Two weeks ago my husband had business out on the Olympic Peninsula in Washington state and I joined him for an extended pleasure trip of stunning Pacific Ocean scenery and wildlife. One morning we stopped in the little town of Forks for coffee. Forks used to be a thriving lumber town. Now it is a thriving literary haven for Twilight fans. I am not going to pretend to be a big fan of the series, but I do admire the excitement it has brought to readers, to the point of visiting the fictional locations of Bella and Edward’s haunts.
I chatted up the clerk at the grocery store and learned that Stephanie Meyer has visited Forks twice, once after the first book came out and later after one of the movie premieres. It’s fairly well known that Meyer chose the rainiest/foggiest town in America for her setting, researching the location on the Internet. We don’t always need to visit the locations of our stories. But we do need to evoke a deep sense of place in our stories. Does Meyer evoke the essence of Forks in her Twilight books? Apparently so. To the point, that the Chamber of Commerce even designated on a map a home that Bella likely would have lived in and the Italian restaurant in Port Angeles where Bella and Edward likely had their first date.
As Cheryl posted recently, setting is always a big factor in our writing – where our stories take place and where we live while writing them. Few authors have devoted fans who visit their story locations. But we can all work on writing vivid settings that draw readers in. What’s a popular literary haunt in your part of the country?
Through sunshine and hurricanes, fall leaves and winter snow, write on.
My family went to the Laura Ingalls Wilder Homestead in DeSmet, SD, in July. It was pretty great. Between the trip to South Dakota and moving to Connecticut, we traveled US I-90 from Rapid City, SD to Springfield, MA this summer. You really get a sense of how surprisingly different that central plains landscape was for the pioneers in her books.
It's interesting that Stephanie Meyer set her book somewhere she had never been. Commenters on my recent post tended to lean toward settings they already knew in rich detail. Meyer seems to have imagined the key values of the setting, and then looked up the details to flesh it out.
Maybe because of Ron’s spending time on the censored shelf with Mark Twain, I’ve been thinking of Twain recently. And now with this discussion about setting, I'm pondering his choice of the Mississippi River as the setting for Huck Finn.
He loved the Mississippi River and that’s probably one reason he set his book there, but even if he hadn't, he might have chosen the river because, from a story-telling standpoint, it’s so powerful.
Powerful because the river is one place and many places all at the same time. Different parts of the river bring different experiences. Different towns along the river allow Twain to introduce new characters into the story.
The river is also a powerful setting because this setting is outside of society, outside of politics, and allows Twain to show us a different society–that of Huck and Jim–than would be possible in town. And we readers have the constant implied contrast between river and town.
I am quite sure that Forks doesn't measure of to the powerful settings of the Mississippi River and the South Dakota prairie, but am grateful it inspired your comments.

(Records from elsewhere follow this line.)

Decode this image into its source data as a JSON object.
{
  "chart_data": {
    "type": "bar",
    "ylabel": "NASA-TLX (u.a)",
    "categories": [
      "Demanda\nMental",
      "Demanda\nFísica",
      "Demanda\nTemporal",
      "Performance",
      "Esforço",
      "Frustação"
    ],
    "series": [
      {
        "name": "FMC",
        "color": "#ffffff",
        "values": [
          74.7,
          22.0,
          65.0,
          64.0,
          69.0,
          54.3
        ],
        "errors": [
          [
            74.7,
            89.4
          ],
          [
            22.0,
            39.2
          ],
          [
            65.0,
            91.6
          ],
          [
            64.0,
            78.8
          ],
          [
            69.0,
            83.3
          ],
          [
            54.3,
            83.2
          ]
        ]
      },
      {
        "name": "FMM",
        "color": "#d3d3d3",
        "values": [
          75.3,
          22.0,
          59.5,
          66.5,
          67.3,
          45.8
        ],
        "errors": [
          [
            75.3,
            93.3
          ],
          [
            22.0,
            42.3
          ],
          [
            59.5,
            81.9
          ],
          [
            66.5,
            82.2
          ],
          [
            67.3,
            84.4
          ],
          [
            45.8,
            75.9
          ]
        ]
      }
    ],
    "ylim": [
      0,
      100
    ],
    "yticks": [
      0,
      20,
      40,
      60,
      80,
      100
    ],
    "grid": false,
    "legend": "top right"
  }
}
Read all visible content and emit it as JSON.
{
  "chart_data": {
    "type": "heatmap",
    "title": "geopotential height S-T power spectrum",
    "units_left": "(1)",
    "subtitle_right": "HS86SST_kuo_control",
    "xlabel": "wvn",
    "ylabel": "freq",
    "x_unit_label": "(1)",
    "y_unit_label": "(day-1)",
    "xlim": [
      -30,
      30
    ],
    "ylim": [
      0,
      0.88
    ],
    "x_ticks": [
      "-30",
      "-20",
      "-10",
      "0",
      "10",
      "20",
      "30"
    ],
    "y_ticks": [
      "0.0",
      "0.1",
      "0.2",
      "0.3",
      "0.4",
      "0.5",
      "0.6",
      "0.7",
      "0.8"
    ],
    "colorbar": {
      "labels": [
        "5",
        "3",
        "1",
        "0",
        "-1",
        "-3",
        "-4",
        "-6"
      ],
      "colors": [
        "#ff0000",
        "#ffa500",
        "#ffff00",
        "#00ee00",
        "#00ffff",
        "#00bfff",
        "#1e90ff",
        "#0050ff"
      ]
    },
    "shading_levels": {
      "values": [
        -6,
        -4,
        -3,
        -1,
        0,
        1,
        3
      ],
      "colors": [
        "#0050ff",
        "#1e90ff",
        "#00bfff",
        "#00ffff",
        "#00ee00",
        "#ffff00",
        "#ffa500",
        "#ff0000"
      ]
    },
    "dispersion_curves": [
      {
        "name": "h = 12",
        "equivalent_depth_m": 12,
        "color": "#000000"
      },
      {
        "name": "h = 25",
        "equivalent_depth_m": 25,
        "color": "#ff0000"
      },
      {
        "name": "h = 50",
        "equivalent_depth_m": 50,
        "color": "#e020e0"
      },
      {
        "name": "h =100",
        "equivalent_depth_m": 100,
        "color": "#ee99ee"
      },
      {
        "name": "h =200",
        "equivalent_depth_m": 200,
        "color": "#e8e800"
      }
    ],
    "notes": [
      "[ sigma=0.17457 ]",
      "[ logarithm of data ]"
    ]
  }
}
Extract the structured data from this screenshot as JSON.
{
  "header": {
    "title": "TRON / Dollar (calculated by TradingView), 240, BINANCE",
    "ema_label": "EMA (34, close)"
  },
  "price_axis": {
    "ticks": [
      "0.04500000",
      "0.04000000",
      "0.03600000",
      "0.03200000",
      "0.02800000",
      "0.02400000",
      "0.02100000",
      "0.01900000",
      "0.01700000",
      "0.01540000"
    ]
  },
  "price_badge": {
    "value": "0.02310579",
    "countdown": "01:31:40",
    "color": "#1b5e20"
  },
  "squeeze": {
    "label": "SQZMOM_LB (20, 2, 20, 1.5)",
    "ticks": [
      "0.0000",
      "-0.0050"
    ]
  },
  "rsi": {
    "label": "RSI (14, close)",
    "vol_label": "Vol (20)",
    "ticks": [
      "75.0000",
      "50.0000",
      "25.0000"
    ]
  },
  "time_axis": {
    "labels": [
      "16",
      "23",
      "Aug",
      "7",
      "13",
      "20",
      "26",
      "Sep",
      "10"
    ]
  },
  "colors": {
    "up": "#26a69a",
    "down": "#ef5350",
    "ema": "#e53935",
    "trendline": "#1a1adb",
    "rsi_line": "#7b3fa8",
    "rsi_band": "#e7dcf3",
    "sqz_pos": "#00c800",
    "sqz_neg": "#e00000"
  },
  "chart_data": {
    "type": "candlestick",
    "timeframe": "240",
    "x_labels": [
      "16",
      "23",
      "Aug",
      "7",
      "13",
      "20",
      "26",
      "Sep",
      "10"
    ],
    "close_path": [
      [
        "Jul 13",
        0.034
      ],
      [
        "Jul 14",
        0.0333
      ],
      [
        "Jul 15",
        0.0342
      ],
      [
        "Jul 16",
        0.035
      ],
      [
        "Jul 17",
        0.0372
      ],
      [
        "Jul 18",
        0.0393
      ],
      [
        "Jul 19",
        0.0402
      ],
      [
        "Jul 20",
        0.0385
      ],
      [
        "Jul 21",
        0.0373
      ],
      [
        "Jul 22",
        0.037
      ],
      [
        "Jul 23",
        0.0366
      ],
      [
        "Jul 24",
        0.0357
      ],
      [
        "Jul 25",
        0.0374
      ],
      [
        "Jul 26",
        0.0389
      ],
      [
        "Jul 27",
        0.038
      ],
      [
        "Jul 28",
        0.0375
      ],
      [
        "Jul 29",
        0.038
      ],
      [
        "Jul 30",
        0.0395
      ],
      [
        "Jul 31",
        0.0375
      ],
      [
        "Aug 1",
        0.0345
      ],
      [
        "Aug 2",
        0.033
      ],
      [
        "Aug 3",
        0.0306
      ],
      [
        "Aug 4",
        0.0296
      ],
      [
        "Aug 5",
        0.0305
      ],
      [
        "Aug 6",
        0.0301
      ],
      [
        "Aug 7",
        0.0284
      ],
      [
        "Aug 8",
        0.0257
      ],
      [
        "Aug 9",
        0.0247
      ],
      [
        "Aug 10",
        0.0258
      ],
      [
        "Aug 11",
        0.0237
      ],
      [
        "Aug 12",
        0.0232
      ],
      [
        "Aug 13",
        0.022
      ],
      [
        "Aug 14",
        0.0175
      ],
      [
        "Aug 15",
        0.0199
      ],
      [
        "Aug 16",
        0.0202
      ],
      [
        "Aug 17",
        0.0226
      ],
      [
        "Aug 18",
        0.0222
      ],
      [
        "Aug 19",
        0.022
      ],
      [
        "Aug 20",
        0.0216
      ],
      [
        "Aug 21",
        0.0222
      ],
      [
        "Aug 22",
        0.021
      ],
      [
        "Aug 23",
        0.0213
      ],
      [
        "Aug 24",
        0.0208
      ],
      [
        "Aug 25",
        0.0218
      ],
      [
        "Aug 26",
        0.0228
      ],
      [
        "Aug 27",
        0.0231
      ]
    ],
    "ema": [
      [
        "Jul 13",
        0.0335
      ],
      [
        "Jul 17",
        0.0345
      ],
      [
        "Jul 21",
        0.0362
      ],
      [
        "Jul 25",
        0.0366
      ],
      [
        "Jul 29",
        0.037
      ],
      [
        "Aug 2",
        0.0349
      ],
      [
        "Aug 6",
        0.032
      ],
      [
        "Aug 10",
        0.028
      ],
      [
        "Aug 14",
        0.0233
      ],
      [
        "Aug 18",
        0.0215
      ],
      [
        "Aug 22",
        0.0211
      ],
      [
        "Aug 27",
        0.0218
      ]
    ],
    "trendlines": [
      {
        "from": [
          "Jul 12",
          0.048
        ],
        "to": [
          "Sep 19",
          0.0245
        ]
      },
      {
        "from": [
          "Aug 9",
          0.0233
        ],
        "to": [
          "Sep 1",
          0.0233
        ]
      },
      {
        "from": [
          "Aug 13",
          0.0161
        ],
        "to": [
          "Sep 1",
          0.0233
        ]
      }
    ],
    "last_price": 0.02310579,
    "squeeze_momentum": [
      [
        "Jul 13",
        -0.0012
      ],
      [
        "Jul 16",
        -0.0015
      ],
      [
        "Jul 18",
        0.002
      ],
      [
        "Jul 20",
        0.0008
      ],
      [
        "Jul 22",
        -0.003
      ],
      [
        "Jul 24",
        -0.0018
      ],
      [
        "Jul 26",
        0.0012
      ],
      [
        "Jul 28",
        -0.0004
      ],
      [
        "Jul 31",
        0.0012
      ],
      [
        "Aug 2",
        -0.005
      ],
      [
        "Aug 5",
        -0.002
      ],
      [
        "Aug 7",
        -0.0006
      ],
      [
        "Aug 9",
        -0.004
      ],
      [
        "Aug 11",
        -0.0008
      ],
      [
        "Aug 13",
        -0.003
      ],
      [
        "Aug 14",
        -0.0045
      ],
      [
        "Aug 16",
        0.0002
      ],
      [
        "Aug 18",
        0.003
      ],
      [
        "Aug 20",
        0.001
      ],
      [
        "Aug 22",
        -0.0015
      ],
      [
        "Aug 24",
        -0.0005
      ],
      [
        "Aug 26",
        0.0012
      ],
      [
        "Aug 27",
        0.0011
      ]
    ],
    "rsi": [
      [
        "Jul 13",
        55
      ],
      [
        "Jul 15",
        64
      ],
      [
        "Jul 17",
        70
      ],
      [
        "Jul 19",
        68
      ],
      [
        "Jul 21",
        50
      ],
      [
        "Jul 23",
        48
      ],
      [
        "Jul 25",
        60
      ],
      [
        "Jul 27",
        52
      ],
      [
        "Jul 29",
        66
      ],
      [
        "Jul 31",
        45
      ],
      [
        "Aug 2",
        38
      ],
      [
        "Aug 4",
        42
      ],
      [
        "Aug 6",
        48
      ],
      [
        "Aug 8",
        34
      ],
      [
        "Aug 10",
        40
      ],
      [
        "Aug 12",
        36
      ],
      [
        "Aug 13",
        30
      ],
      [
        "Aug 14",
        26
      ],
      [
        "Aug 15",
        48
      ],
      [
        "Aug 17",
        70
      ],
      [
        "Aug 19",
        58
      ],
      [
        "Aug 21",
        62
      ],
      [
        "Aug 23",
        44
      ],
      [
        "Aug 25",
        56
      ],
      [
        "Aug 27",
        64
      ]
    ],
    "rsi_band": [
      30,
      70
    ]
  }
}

Claire, I used to lived near Forks, but never realized it was home to vampires. (Darn it!) It makes sense, though, with the long winter nights, lack of sunshine, fog…
We also lived near Cannery Row. Steinbeck a is a part of the cultural history there, in Monterey, California. The place feels Steinbeckish.
Oh, I love Cannery Row. I took the kids to the Steinbeck museum in his hometown of Salinas, CA many years ago – fabulous.